Rome semble n'avoir aucune expression trop relevée pour exprimer la puissance infinie aussi bien que la gloire de la Sainte Vierge.

Après de telles dénominations qui ne sauraient évidemment convenir à la simple créature, et qui représentent Marie comme exerçant une puissante influence sur le sort présent des hommes aussi bien que sur leurs éternelles destinées, on comprend la vénération des peuples pour celle que l'on exalte ainsi, aussi bien que le culte religieux qu'ils doivent être disposés à lui rendre.

S'il dépend de la Vierge de donner la grâce, d'inspirer une vie simple, de procurer une mort heureuse, de conduire les voyageurs au port, de recevoir les âmes au ciel, et d'intercéder d'une manière infaillible auprès du Seigneur ; si son titre de Mère lui donne tant de pouvoirs et sur la terre, et dans les cieux, il n'est pas étonnant que les fidèles l'adorent et la prient dans leurs nécessités et dans leurs peines ; il est difficile qu'à la vue de tant de perfections et de privilèges les âmes ne se remplissent pas d'admiration et d'espérances, ne s'humilient pas aux pieds de tant de grandeur, et n'accordent à celle qui en est douée une bonne part dans leur dévotion.
Aussi, de nos jours encore, le culte de Marie est poussé si loin ; dans certaines contrées même, la Vierge est tellement le principal objet de la confiance des fidèles, qu'il ne me semble pas sans intérêt, pour un protestant, de rechercher dans l'histoire l'origine d'un tel culte, d'en suivre les progrès au travers des siècles, et d'acquérir de la sorte une forte preuve de son institution toute humaine.
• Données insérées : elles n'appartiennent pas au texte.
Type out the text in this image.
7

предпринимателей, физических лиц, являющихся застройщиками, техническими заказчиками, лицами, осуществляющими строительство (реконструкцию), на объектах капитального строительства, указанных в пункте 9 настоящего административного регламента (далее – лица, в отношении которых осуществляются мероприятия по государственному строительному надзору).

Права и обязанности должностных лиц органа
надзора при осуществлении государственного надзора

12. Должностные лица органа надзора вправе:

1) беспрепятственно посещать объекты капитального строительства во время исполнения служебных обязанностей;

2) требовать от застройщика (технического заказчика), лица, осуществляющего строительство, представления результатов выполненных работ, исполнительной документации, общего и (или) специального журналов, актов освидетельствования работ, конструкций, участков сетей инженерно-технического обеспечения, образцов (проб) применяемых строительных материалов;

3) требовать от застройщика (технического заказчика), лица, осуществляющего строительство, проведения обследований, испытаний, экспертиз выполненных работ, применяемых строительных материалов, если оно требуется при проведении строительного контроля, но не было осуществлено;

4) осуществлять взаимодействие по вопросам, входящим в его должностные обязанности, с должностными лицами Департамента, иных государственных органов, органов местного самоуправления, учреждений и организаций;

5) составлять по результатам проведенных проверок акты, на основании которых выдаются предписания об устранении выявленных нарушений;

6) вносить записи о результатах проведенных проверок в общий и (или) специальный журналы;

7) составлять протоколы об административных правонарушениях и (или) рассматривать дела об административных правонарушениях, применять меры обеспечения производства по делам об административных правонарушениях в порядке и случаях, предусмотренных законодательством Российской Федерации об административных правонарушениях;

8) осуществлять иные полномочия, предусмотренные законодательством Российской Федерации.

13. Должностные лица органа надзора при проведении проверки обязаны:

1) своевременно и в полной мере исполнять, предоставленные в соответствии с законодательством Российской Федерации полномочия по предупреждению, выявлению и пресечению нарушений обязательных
« Comment Marie fut-elle donc considérée ou servie dans l'Église, depuis les temps apostoliques jusqu'au Concile de Trente, époque à laquelle la doctrine de la communion romaine fut arrêtée ? »
Tel est le tableau que je vais esquisser brièvement. Puissé-je, dans cet important sujet, ne rien dire qui ne soit approuvé des consciences les plus religieuses.



PREMIÈRE PARTIE.

ABSENCE DE TRADITION.




CHAPITRE PREMIER.

Temps apostoliques (1)


En exposant la croyance des temps apostoliques sur la personne de la sainte Vierge, il est indispensable de dire quelques mots relatifs aux divins enseignements, base de cette croyance elle-même.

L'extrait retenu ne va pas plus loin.